Today was one of those days I didn’t want to go to work. I didn’t want to face the humdrum of my daily tasks and I didn’t want to sit in one spot working on projects. But I climbed into my car anyway and whisked my daughter off to school.
As I crept to work in morning traffic one complaint after another filed through my thoughts. Before long, discouragement slipped into my thoughts and I knew everything in my life was a waste of time.
As I lowered myself into a pit of self-pity, a song on the radio caught my attention and one phrase halted my whining. “God is in control.” Slowly, I mouthed the words, “God is in control.”
How odd. I knew this yesterday when I spoke to my daughter about difficulties in school. I knew this last week when our pet guinea pig died. And just this morning I reminded myself of God’s plan for my life as I struggled to balance my budget.
Funny, I had forgotten so easily. Why did I allow my mind to go chasing thoughts that didn’t reflect God’s thoughts? I prayed and asked God to help me think His thoughts and see things His way.
Immediately a Bible verse entered my mind, “Delight yourself in the Lord and he will give you the desires of your heart.” Psalms 37:4 (NIV).

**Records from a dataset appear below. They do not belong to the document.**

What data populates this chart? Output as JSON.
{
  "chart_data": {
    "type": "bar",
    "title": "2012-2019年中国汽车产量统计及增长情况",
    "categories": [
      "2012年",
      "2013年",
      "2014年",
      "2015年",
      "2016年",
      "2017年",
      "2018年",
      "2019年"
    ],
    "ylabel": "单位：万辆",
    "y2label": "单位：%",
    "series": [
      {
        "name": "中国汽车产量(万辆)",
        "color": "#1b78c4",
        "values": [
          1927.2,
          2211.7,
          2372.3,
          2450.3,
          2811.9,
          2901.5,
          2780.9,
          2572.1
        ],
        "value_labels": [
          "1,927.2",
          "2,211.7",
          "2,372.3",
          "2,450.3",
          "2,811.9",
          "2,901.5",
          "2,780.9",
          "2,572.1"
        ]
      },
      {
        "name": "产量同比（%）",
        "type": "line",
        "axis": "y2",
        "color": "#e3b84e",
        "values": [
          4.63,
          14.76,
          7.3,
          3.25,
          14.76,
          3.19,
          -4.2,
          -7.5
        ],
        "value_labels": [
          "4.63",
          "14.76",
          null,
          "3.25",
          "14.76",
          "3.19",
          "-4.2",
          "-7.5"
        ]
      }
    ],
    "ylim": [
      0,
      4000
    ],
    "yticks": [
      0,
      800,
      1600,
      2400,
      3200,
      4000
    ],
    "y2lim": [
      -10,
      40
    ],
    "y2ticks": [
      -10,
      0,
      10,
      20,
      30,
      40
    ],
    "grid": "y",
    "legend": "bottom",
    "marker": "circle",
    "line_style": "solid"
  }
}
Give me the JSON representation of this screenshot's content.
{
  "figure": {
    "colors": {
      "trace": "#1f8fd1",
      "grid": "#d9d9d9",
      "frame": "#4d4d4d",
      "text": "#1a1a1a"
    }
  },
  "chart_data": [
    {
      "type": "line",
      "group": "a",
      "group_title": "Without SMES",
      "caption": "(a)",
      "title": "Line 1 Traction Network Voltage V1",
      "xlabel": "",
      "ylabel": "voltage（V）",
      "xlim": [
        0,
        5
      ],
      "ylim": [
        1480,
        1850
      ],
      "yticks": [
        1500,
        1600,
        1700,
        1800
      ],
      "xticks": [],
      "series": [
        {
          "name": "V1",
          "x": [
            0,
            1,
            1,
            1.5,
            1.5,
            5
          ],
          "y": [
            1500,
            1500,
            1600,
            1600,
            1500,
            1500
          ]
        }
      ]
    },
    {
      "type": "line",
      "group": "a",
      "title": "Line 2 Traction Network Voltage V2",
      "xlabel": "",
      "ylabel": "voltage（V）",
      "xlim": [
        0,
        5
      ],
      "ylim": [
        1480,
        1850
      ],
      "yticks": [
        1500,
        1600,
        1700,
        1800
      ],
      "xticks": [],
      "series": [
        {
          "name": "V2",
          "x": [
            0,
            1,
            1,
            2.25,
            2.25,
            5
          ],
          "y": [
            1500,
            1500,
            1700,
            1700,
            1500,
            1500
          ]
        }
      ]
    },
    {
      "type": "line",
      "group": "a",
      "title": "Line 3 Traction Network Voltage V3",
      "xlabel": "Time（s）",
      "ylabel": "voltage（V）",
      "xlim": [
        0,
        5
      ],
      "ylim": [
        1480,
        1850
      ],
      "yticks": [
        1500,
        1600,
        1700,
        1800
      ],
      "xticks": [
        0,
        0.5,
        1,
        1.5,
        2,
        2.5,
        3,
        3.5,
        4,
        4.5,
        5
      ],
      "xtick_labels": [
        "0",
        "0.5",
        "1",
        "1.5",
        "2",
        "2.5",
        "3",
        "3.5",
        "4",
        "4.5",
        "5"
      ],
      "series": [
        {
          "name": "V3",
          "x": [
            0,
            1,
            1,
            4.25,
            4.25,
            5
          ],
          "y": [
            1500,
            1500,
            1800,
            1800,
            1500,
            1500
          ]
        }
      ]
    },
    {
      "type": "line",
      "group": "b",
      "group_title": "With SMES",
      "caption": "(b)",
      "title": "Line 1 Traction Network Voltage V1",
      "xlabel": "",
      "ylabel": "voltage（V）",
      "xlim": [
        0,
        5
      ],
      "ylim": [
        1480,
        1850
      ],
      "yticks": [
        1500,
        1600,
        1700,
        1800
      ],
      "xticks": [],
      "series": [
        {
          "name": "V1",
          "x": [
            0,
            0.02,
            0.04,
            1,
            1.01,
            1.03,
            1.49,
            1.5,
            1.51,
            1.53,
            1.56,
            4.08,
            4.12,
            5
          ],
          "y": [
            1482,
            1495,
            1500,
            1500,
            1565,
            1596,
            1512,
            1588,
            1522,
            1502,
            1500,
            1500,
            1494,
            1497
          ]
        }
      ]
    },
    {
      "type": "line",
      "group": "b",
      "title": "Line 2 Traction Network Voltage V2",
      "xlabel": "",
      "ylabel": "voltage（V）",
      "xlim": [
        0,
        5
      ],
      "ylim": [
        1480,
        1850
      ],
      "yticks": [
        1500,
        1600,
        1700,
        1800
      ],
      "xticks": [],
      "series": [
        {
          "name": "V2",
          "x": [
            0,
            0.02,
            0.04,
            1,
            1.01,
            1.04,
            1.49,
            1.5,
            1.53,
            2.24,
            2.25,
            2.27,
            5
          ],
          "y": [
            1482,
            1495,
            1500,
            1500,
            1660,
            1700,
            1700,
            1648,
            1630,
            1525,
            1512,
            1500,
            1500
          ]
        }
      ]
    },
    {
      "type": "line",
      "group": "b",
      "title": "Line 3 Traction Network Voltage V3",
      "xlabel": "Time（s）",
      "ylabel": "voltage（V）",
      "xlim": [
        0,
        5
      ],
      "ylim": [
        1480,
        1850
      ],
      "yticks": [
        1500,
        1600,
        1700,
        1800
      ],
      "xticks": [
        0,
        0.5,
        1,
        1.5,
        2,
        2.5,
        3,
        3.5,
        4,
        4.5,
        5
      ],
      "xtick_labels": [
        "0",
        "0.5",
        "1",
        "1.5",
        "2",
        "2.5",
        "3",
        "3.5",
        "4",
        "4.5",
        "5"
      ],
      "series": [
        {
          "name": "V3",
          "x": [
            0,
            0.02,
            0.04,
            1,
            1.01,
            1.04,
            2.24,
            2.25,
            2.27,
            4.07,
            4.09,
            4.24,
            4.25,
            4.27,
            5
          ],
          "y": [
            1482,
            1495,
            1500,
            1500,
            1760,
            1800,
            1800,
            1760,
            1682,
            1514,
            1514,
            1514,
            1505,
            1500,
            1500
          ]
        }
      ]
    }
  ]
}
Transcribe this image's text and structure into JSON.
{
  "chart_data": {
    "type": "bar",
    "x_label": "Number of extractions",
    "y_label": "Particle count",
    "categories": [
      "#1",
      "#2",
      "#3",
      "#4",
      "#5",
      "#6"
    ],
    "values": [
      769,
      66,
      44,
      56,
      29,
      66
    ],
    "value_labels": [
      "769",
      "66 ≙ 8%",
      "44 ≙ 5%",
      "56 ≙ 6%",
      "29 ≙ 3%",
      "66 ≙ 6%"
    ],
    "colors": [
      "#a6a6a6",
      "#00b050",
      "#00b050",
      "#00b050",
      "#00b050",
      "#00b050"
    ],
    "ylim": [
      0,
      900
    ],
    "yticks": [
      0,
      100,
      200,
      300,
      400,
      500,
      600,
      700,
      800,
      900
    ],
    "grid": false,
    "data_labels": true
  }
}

"Well… I guess I need to change my thinking!" I mumbled to myself.
I began to lift God’s name in praise and worship but still felt discouraged. Another verse came to me: “Do everything without complaining or arguing, so that you may become blameless and pure, children of God… in which you shine like stars in the universe as you hold out the word of life….” Phillipians 2:14-16 (NIV)
"Hmmm… I guess I must have spent a good part of the morning doing exactly what the Bible asked me not to do. Okay, so I need to stop complaining to myself and get acquainted with His desires."
When I go to the office, I need to “shine” so co-workers can see God’s work in me. If I walk in there with complaints on my mind, they won’t see His light in me.
"Okay," I said to God, "I need a major attitude overhaul, please help me."
God placed one more text in my heart: “I've commanded you to be strong and brave. Don't ever be afraid or discouraged! I am the Lord your God, and I will be there to help you wherever you go.” Joshua 1:9 (Contemporary English Version)
"Wherever I go – my home, my job and my car?" I thought. "Is God listening to me whine? Is He keeping me company while I waddle in disouragement?"
What a thought! Even in my car I am in the presence of the One who created me. How can I possibly complain about the circumstance of my job?
Feeling humbled and ashamed I asked, "God, please forgive me for allowing the details to get in your way?"
In a matter of minutes I could sense the weight of my struggle dissipate. For a quick moment I remembered when I gave my life to Christ and how I died to selfish desires, dreams and fears. Back then, my goal was to live for Christ Jesus no matter how small the moment. When I work, I work to please Him rather than my supervisor or myself. If I face a tedious task, God is in control of my life and has allowed it to be there for a reason.
I made up in my mind, on days I don’t want to go to work, go anyway. Even if things are not going the way I plan. I shouldn’t worry because God is in control. He maneuvers the moments of His children’s lives and somehow, days come together like pieces of a puzzle.
That morning, I stepped into work with a smile on my face and God’s words in my heart. That day He blessed me with a few pleasant surprises – a phone call with encouraging words, a delicious lunch provided by a co-worker, and an extra hand to help me complete a project much faster than I expected.
I am learning how important it is to have the same mind that is in Christ Jesus, to be willing to serve in any capacity He leads me to serve and not complain. Not even to myself!